Originally Posted by
John_Patrick_Mason
OK, now what's the deal with the operators? I was taught that the operators were + - / *.
They are using the term 'operator' to refer to the various tests you're performing, such as
In that example, the operator is -e
Originally Posted by
John_Patrick_Mason
I still don't get why quotes are necessary.
That's because that's not the best way to introduce the concept of quotes. Let me try to do better.
You know how you separate commands arguments with spaces, like so?
Code:
less -R somefile.txt
Ok, now what if instead of somefile.txt, the file we wanted to view was named Foo Foo Foo.txt? If you try to 'just use' that filename, this is what happens -
Code:
$ less -R Foo Foo Foo.txt
Foo: No such file or directory
Foo.txt: No such file or directory
Yeah yeah, we know those don't exist, not helpful. So how do we tell the shell to treat the filename as a single argument?
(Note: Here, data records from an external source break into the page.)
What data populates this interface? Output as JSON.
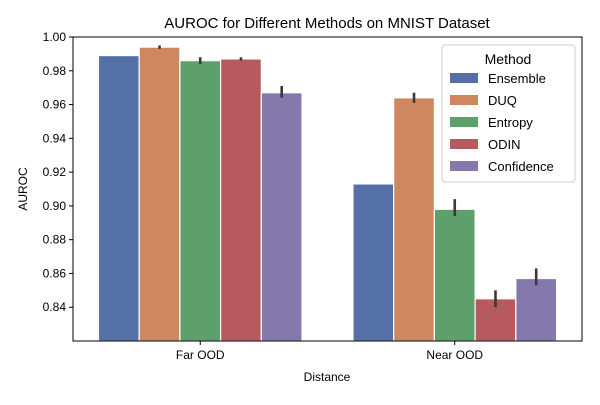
{
  "chart_data": {
    "type": "bar",
    "title": "AUROC for Different Methods on MNIST Dataset",
    "xlabel": "Distance",
    "ylabel": "AUROC",
    "ylim": [
      0.82,
      1.0
    ],
    "yticks": [
      "0.84",
      "0.86",
      "0.88",
      "0.90",
      "0.92",
      "0.94",
      "0.96",
      "0.98",
      "1.00"
    ],
    "grid": false,
    "categories": [
      "Far OOD",
      "Near OOD"
    ],
    "legend": {
      "title": "Method",
      "placement": "top-right"
    },
    "series": [
      {
        "name": "Ensemble",
        "color": "#5470a6",
        "values": [
          0.989,
          0.913
        ],
        "error_low": [
          null,
          null
        ],
        "error_high": [
          null,
          null
        ]
      },
      {
        "name": "DUQ",
        "color": "#cf8760",
        "values": [
          0.994,
          0.964
        ],
        "error_low": [
          0.993,
          0.961
        ],
        "error_high": [
          0.995,
          0.967
        ]
      },
      {
        "name": "Entropy",
        "color": "#5ea06b",
        "values": [
          0.986,
          0.898
        ],
        "error_low": [
          0.984,
          0.894
        ],
        "error_high": [
          0.988,
          0.904
        ]
      },
      {
        "name": "ODIN",
        "color": "#b65a5e",
        "values": [
          0.987,
          0.845
        ],
        "error_low": [
          0.986,
          0.84
        ],
        "error_high": [
          0.988,
          0.85
        ]
      },
      {
        "name": "Confidence",
        "color": "#8578ad",
        "values": [
          0.967,
          0.857
        ],
        "error_low": [
          0.964,
          0.853
        ],
        "error_high": [
          0.971,
          0.863
        ]
      }
    ]
  }
}
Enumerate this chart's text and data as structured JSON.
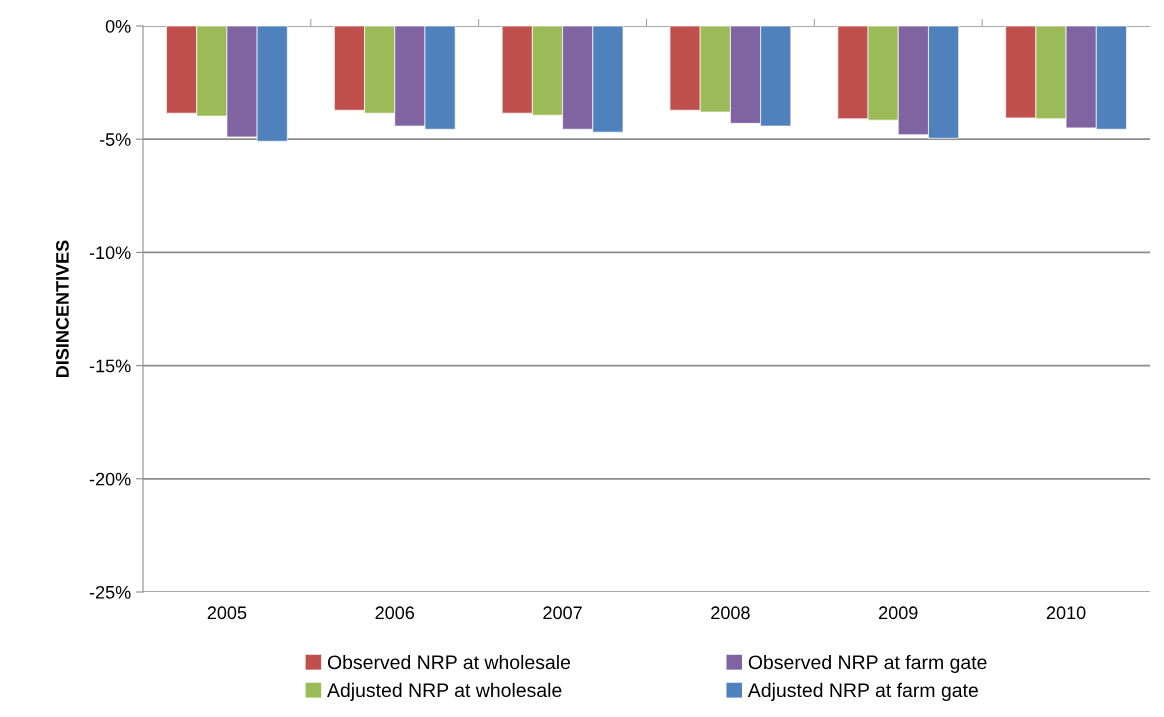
{
  "chart_data": {
    "type": "bar",
    "ylabel": "DISINCENTIVES",
    "categories": [
      "2005",
      "2006",
      "2007",
      "2008",
      "2009",
      "2010"
    ],
    "series": [
      {
        "name": "Observed NRP at wholesale",
        "color": "#c0504d",
        "values": [
          -3.85,
          -3.72,
          -3.85,
          -3.72,
          -4.1,
          -4.06
        ]
      },
      {
        "name": "Adjusted NRP at wholesale",
        "color": "#9bbb59",
        "values": [
          -3.98,
          -3.85,
          -3.94,
          -3.8,
          -4.16,
          -4.1
        ]
      },
      {
        "name": "Observed NRP at farm gate",
        "color": "#8064a2",
        "values": [
          -4.9,
          -4.42,
          -4.56,
          -4.3,
          -4.8,
          -4.5
        ]
      },
      {
        "name": "Adjusted NRP at farm gate",
        "color": "#4f81bd",
        "values": [
          -5.09,
          -4.56,
          -4.69,
          -4.42,
          -4.96,
          -4.56
        ]
      }
    ],
    "ylim": [
      -25,
      0
    ],
    "yticks": [
      {
        "value": 0,
        "label": "0%"
      },
      {
        "value": -5,
        "label": "-5%"
      },
      {
        "value": -10,
        "label": "-10%"
      },
      {
        "value": -15,
        "label": "-15%"
      },
      {
        "value": -20,
        "label": "-20%"
      },
      {
        "value": -25,
        "label": "-25%"
      }
    ],
    "grid": "y",
    "legend": "bottom"
  }
}
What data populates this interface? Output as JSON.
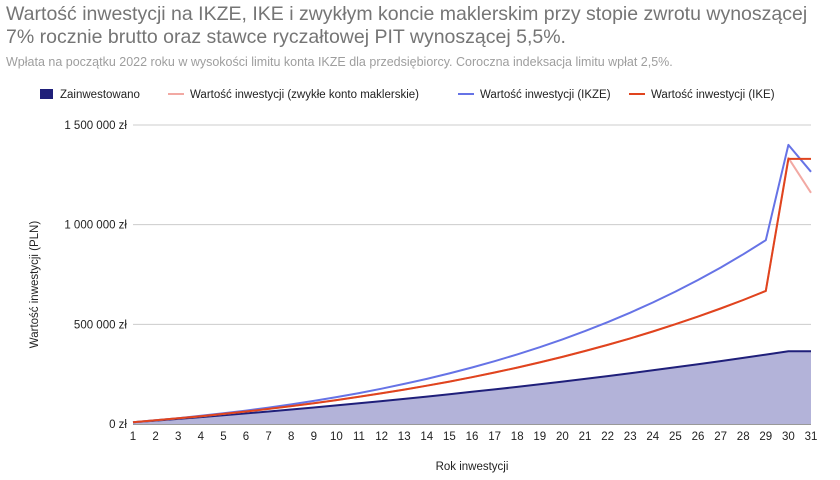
{
  "chart_data": {
    "type": "line",
    "title": "Wartość inwestycji na IKZE, IKE i zwykłym koncie maklerskim przy stopie zwrotu wynoszącej 7% rocznie brutto oraz stawce ryczałtowej PIT wynoszącej 5,5%.",
    "subtitle": "Wpłata na początku 2022 roku w wysokości limitu konta IKZE dla przedsiębiorcy. Coroczna indeksacja limitu wpłat 2,5%.",
    "xlabel": "Rok inwestycji",
    "ylabel": "Wartość inwestycji (PLN)",
    "ylim": [
      0,
      1500000
    ],
    "yticks": [
      0,
      500000,
      1000000,
      1500000
    ],
    "ytick_labels": [
      "0 zł",
      "500 000 zł",
      "1 000 000 zł",
      "1 500 000 zł"
    ],
    "x": [
      1,
      2,
      3,
      4,
      5,
      6,
      7,
      8,
      9,
      10,
      11,
      12,
      13,
      14,
      15,
      16,
      17,
      18,
      19,
      20,
      21,
      22,
      23,
      24,
      25,
      26,
      27,
      28,
      29,
      30,
      31
    ],
    "grid": "horizontal",
    "legend_position": "top",
    "series": [
      {
        "name": "Zainwestowano",
        "style": "area",
        "color": "#1f1f7a",
        "fill": "#b3b3d9",
        "values": [
          8322,
          16853,
          25597,
          34559,
          43746,
          53162,
          62814,
          72707,
          82847,
          93241,
          103895,
          114816,
          126009,
          137483,
          149242,
          161295,
          173650,
          186314,
          199295,
          212600,
          226238,
          240216,
          254544,
          269230,
          284283,
          299713,
          315528,
          331738,
          348354,
          365386,
          365386
        ]
      },
      {
        "name": "Wartość inwestycji (zwykłe konto maklerskie)",
        "style": "line",
        "color": "#f2a9a3",
        "values": [
          8905,
          18397,
          28512,
          39283,
          50747,
          62944,
          75913,
          89696,
          104337,
          119883,
          136380,
          153880,
          172433,
          192097,
          212928,
          234987,
          258339,
          283050,
          309191,
          336836,
          366063,
          396953,
          429593,
          464072,
          500483,
          538925,
          579502,
          622322,
          667501,
          1335000,
          1160000
        ]
      },
      {
        "name": "Wartość inwestycji (IKZE)",
        "style": "line",
        "color": "#6673e6",
        "values": [
          8905,
          18657,
          29313,
          40934,
          53585,
          67334,
          82254,
          98420,
          115913,
          134819,
          155228,
          177236,
          200945,
          226461,
          253898,
          283376,
          315023,
          348973,
          385368,
          424360,
          466109,
          510784,
          558566,
          609645,
          664226,
          722527,
          784779,
          851229,
          922142,
          1400000,
          1265000
        ]
      },
      {
        "name": "Wartość inwestycji (IKE)",
        "style": "line",
        "color": "#e0441e",
        "values": [
          8905,
          18397,
          28512,
          39283,
          50747,
          62944,
          75913,
          89696,
          104337,
          119883,
          136380,
          153880,
          172433,
          192097,
          212928,
          234987,
          258339,
          283050,
          309191,
          336836,
          366063,
          396953,
          429593,
          464072,
          500483,
          538925,
          579502,
          622322,
          667501,
          1330000,
          1330000
        ]
      }
    ]
  }
}
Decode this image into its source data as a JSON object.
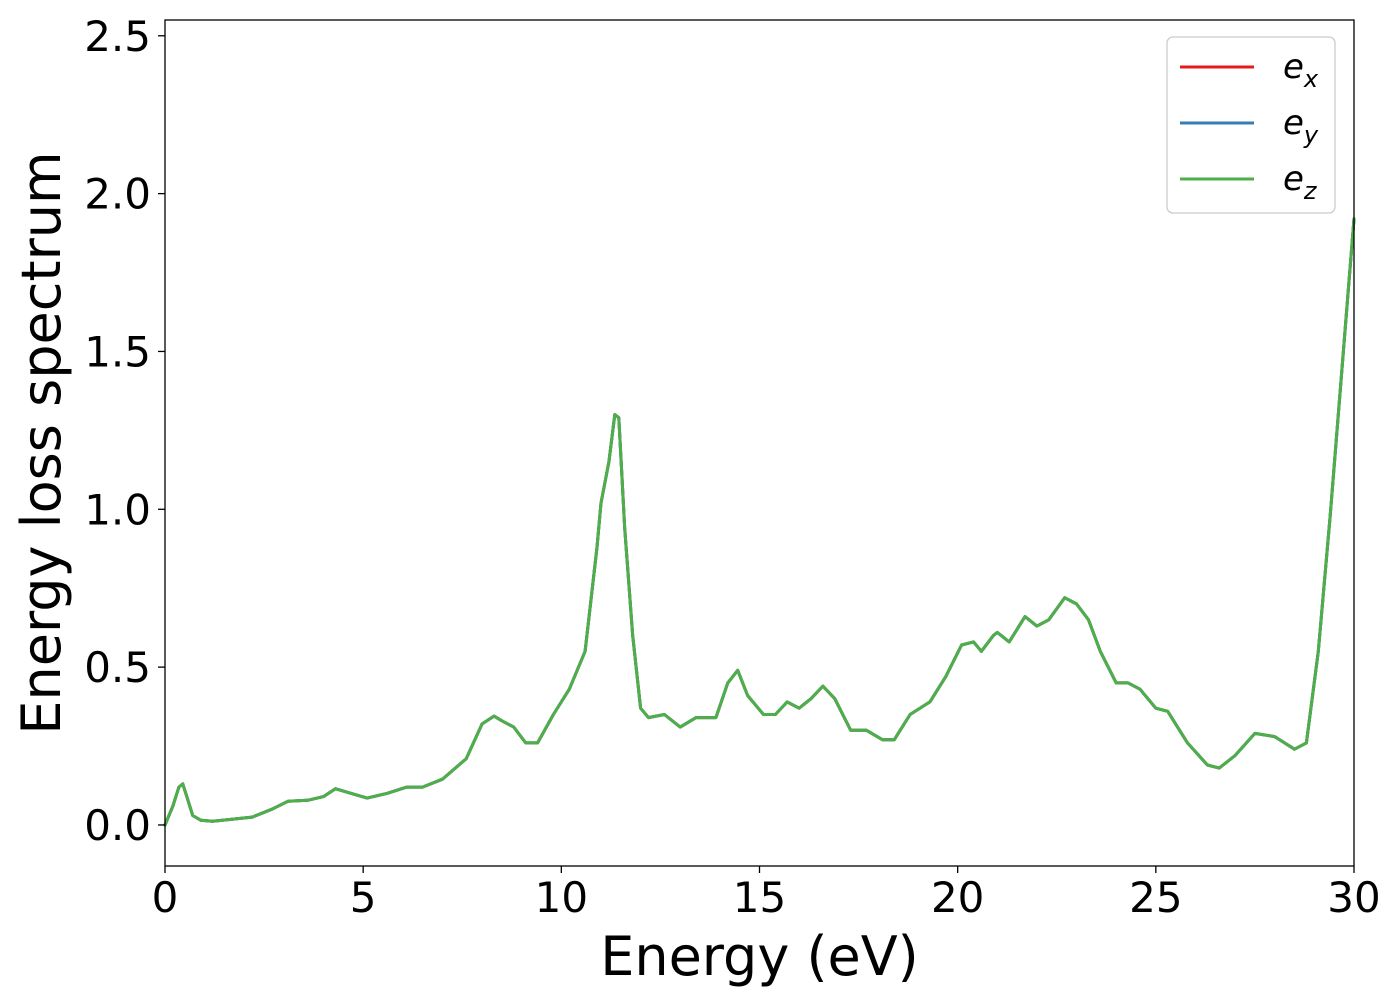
{
  "chart_data": {
    "type": "line",
    "title": "",
    "xlabel": "Energy (eV)",
    "ylabel": "Energy loss spectrum",
    "xlim": [
      0,
      30
    ],
    "ylim": [
      -0.13,
      2.55
    ],
    "xticks": [
      0,
      5,
      10,
      15,
      20,
      25,
      30
    ],
    "xtick_labels": [
      "0",
      "5",
      "10",
      "15",
      "20",
      "25",
      "30"
    ],
    "yticks": [
      0.0,
      0.5,
      1.0,
      1.5,
      2.0,
      2.5
    ],
    "ytick_labels": [
      "0.0",
      "0.5",
      "1.0",
      "1.5",
      "2.0",
      "2.5"
    ],
    "grid": false,
    "legend_position": "top-right",
    "x": [
      0,
      0.2,
      0.35,
      0.45,
      0.55,
      0.7,
      0.9,
      1.2,
      1.6,
      2.2,
      2.7,
      3.1,
      3.6,
      4.0,
      4.3,
      4.7,
      5.1,
      5.6,
      6.1,
      6.5,
      7.0,
      7.6,
      8.0,
      8.3,
      8.5,
      8.8,
      9.1,
      9.4,
      9.8,
      10.2,
      10.6,
      10.9,
      11.0,
      11.2,
      11.35,
      11.45,
      11.6,
      11.8,
      12.0,
      12.2,
      12.6,
      13.0,
      13.4,
      13.9,
      14.2,
      14.45,
      14.7,
      15.1,
      15.4,
      15.7,
      16.0,
      16.3,
      16.6,
      16.9,
      17.3,
      17.7,
      18.1,
      18.4,
      18.8,
      19.3,
      19.7,
      20.1,
      20.4,
      20.6,
      20.9,
      21.0,
      21.3,
      21.7,
      22.0,
      22.3,
      22.7,
      23.0,
      23.3,
      23.6,
      24.0,
      24.3,
      24.6,
      25.0,
      25.3,
      25.8,
      26.3,
      26.6,
      27.0,
      27.5,
      28.0,
      28.5,
      28.8,
      29.1,
      29.4,
      29.7,
      30.0
    ],
    "series": [
      {
        "name": "e_x",
        "color": "#e41a1c",
        "values": [
          0.0,
          0.06,
          0.12,
          0.13,
          0.09,
          0.03,
          0.015,
          0.012,
          0.017,
          0.025,
          0.05,
          0.075,
          0.078,
          0.09,
          0.115,
          0.1,
          0.085,
          0.1,
          0.12,
          0.12,
          0.145,
          0.21,
          0.32,
          0.345,
          0.33,
          0.31,
          0.26,
          0.26,
          0.35,
          0.43,
          0.55,
          0.88,
          1.02,
          1.15,
          1.3,
          1.29,
          0.94,
          0.6,
          0.37,
          0.34,
          0.35,
          0.31,
          0.34,
          0.34,
          0.45,
          0.49,
          0.41,
          0.35,
          0.35,
          0.39,
          0.37,
          0.4,
          0.44,
          0.4,
          0.3,
          0.3,
          0.27,
          0.27,
          0.35,
          0.39,
          0.47,
          0.57,
          0.58,
          0.55,
          0.6,
          0.61,
          0.58,
          0.66,
          0.63,
          0.65,
          0.72,
          0.7,
          0.65,
          0.55,
          0.45,
          0.45,
          0.43,
          0.37,
          0.36,
          0.26,
          0.19,
          0.18,
          0.22,
          0.29,
          0.28,
          0.24,
          0.26,
          0.55,
          0.98,
          1.45,
          1.92
        ]
      },
      {
        "name": "e_y",
        "color": "#377eb8",
        "values": [
          0.0,
          0.06,
          0.12,
          0.13,
          0.09,
          0.03,
          0.015,
          0.012,
          0.017,
          0.025,
          0.05,
          0.075,
          0.078,
          0.09,
          0.115,
          0.1,
          0.085,
          0.1,
          0.12,
          0.12,
          0.145,
          0.21,
          0.32,
          0.345,
          0.33,
          0.31,
          0.26,
          0.26,
          0.35,
          0.43,
          0.55,
          0.88,
          1.02,
          1.15,
          1.3,
          1.29,
          0.94,
          0.6,
          0.37,
          0.34,
          0.35,
          0.31,
          0.34,
          0.34,
          0.45,
          0.49,
          0.41,
          0.35,
          0.35,
          0.39,
          0.37,
          0.4,
          0.44,
          0.4,
          0.3,
          0.3,
          0.27,
          0.27,
          0.35,
          0.39,
          0.47,
          0.57,
          0.58,
          0.55,
          0.6,
          0.61,
          0.58,
          0.66,
          0.63,
          0.65,
          0.72,
          0.7,
          0.65,
          0.55,
          0.45,
          0.45,
          0.43,
          0.37,
          0.36,
          0.26,
          0.19,
          0.18,
          0.22,
          0.29,
          0.28,
          0.24,
          0.26,
          0.55,
          0.98,
          1.45,
          1.92
        ]
      },
      {
        "name": "e_z",
        "color": "#4daf4a",
        "values": [
          0.0,
          0.06,
          0.12,
          0.13,
          0.09,
          0.03,
          0.015,
          0.012,
          0.017,
          0.025,
          0.05,
          0.075,
          0.078,
          0.09,
          0.115,
          0.1,
          0.085,
          0.1,
          0.12,
          0.12,
          0.145,
          0.21,
          0.32,
          0.345,
          0.33,
          0.31,
          0.26,
          0.26,
          0.35,
          0.43,
          0.55,
          0.88,
          1.02,
          1.15,
          1.3,
          1.29,
          0.94,
          0.6,
          0.37,
          0.34,
          0.35,
          0.31,
          0.34,
          0.34,
          0.45,
          0.49,
          0.41,
          0.35,
          0.35,
          0.39,
          0.37,
          0.4,
          0.44,
          0.4,
          0.3,
          0.3,
          0.27,
          0.27,
          0.35,
          0.39,
          0.47,
          0.57,
          0.58,
          0.55,
          0.6,
          0.61,
          0.58,
          0.66,
          0.63,
          0.65,
          0.72,
          0.7,
          0.65,
          0.55,
          0.45,
          0.45,
          0.43,
          0.37,
          0.36,
          0.26,
          0.19,
          0.18,
          0.22,
          0.29,
          0.28,
          0.24,
          0.26,
          0.55,
          0.98,
          1.45,
          1.92
        ]
      }
    ],
    "legend": [
      {
        "base": "e",
        "sub": "x",
        "color": "#e41a1c"
      },
      {
        "base": "e",
        "sub": "y",
        "color": "#377eb8"
      },
      {
        "base": "e",
        "sub": "z",
        "color": "#4daf4a"
      }
    ]
  }
}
Well, there are several ways to solve this, but the simplest one is this -
Code:
less -R "Foo Foo Foo.txt"
Woo-Hoo, It Works!
So, to sum up what's said so far, use quotes when you want to limit what the shell parses. I believe that double-quotes, as we are using here, limit parsing to stuff involving the $ symbol, commands enclosed in backticks, and some backslash escape sequences. (I may have left something out, please correct me if so.)
Now, going back to the explanation you quoted -
"First, notice how the parameter $FILE is quoted within the expressions. This is not required, but it is a defense against the parameter being empty. If the parameter expansion of $FILE were to result in an empty value, it would cause an error (the operators would be interpreted as non-null strings rather than operators). Using the quotes around the parameter ensures that the operator is always followed by a string, even if the string is empty."
Variables in shell scripts are not like other languages. Their values just kinda get plopped straight in the code.
Example -
Code:
$ Foo="Bananas Monkey"
$ cat $Foo
cat: Bananas: No such file or directory
cat: Monkey: No such file or directory
This expanded to cat Bananas Monkey, which failed because I don't have files named Bananas or Monkey in that directory.
And again, with quotes -
Code:
$ cat "$Foo"
cat: 'Bananas Monkey': No such file or directory
This time it expanded to
Code:
cat "Bananas Monkey"
... which failed because I don't have a file with that name either.
Now what if Foo has no value?
The shell interprets this as simply cat, which will hang. (If you actually ran this, use Ctrl-C to get your shell back.)
Let's try it again, but with quotes -
Code:
$ cat "$Foo"
cat: '': No such file or directory
Notice that it expanded to cat "". See the difference? The shell treats the quotes' contents as a single unit, so it sees it as an argument to pass to cat, albeit an empty argument.
Armed with that, read this text again -
"First, notice how the parameter $FILE is quoted within the expressions. This is not required, but it is a defense against the parameter being empty. If the parameter expansion of $FILE were to result in an empty value, it would cause an error (the operators would be interpreted as non-null strings rather than operators). Using the quotes around the parameter ensures that the operator is always followed by a string, even if the string is empty."
Hope this clears that one up for you.